Il Blue Design Summit conferma La Spezia nel ruolo centrale della nautica internazionale

LA SPEZIA – Prosegue al Teatro Civico l’evento Blue Design Summit chiamato a confermare La Spezia nel ruolo centrale nel panorama della Blue Economy e della nautica internazionale.

E’ una tre giorni che mette a confronto istituzioni, imprese e protagonisti di una filiera simbolo di eccellenza, innovazione e sviluppo.

Fino al 20 maggio il Teatro Civico sarà infatti il cuore del dibattito sul futuro del comparto nautico: sostenibilità, crescita industriale, formazione e nuove competenze saranno al centro del confronto nell’ambito di quel Miglio Blu che ha prodotto risultati concreti in termini di occupazione, investimenti, attrattività internazionale.

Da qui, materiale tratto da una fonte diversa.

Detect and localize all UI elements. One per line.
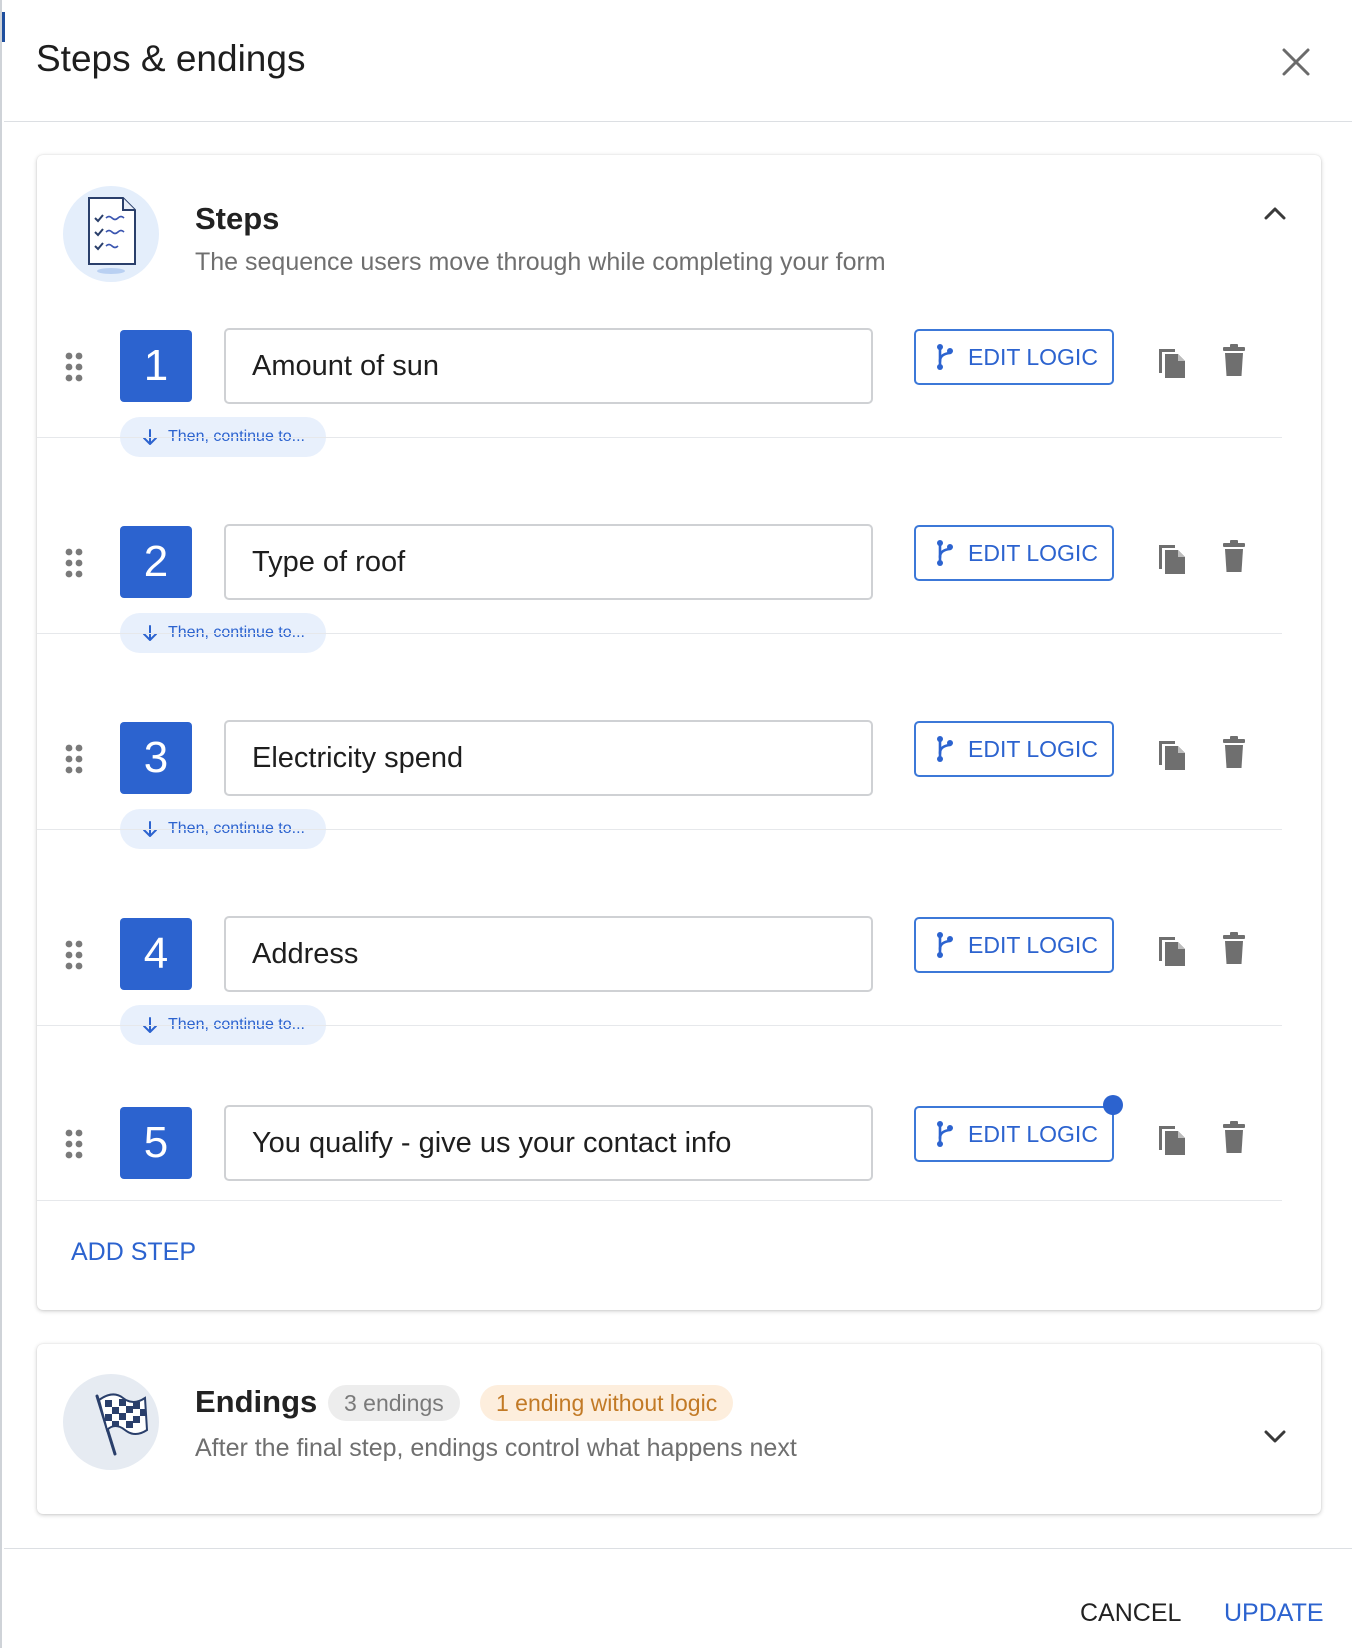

All’inaugurazione sono intervenuti (sul palco) Pierluigi Peracchini, Sindaco della Spezia Edoardo Rixi, Viceministro al MIT Marco Bucci, Presidente della Regione Liguria Bruno Pisano, Presidente dell’Autorità di Sistema Portuale del Mar Ligure Orientale, Alessandro Laghezza Presidente di Confindustria La Spezia.

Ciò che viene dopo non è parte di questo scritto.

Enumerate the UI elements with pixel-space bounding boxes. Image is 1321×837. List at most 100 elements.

Del  Miglio Blu della Spezia, dove  nasce la creatività Unesco hanno parlato Fabio Ermetto Chief Commercial Officer Baglietto Yachts , Ivan Polidoro Direttore di Stabilimento Riva – Ferretti Group , Alessio Donno COO Direttore Operativo Valdettaro Group, Marco Agnese titolare Cantieri navali di La Spezia.

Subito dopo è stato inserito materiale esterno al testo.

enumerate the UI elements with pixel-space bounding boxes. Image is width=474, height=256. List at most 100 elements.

La Vice Presidente di Confindustria La Spezia Sara Filippetti ha poi lanciato il premio #ConfindustriaSP100  https://confindustriasp.it/2026/05/premio-confindustriasp100-aperte-le-candidature/ Al tavolo con lei Rosanna Ghirri, Dirigente Comune della Spezia, Angelo Riccaboni, Università di Siena e Luigi Bottos, RINA.

L’assessore Patrizia Saccone ha intanto puntualizzato che “quando si parla della Spezia si pensa subito al mare, al porto, alla bellezza del Golfo. Ma c’è un altro elemento che spesso viene raccontato troppo poco: la Spezia è da oltre centocinquant’anni una città di ricerca, innovazione e tecnologia. La nostra storia moderna nasce con l’Arsenale Militare Marittimo della Spezia, che non è stato soltanto una grande infrastruttura militare, ma un luogo dove si sono sviluppate competenze avanzate nell’ingegneria navale, nella meccanica, nelle telecomunicazioni e nelle tecnologie del mare. Attorno a questa vocazione si è costruito nel tempo un ecosistema unico in Italia, fatto di Marina Militare, centri di ricerca, università, imprese innovative e realtà internazionali come il NATO Centre for Maritime Research and Experimentation, che ha reso la Spezia un punto di riferimento mondiale per la ricerca subacquea e le tecnologie marine. Oggi questa identità continua a crescere attraverso il Miglio Blu, dove convivono cantieristica, design, innovazione, formazione e sviluppo tecnologico. Qui non si costruiscono soltanto yacht o infrastrutture: qui si progettano competenze, lavoro e futuro. E credo che questo sia il messaggio più importante: la Spezia non deve avere consapevolezza soltanto della propria bellezza, ma anche del proprio valore strategico come città della conoscenza e del mare. Perché il mare, per noi, non è mai stato solo un confine o un paesaggio. È sempre stato ricerca, innovazione, opportunità e futuro”.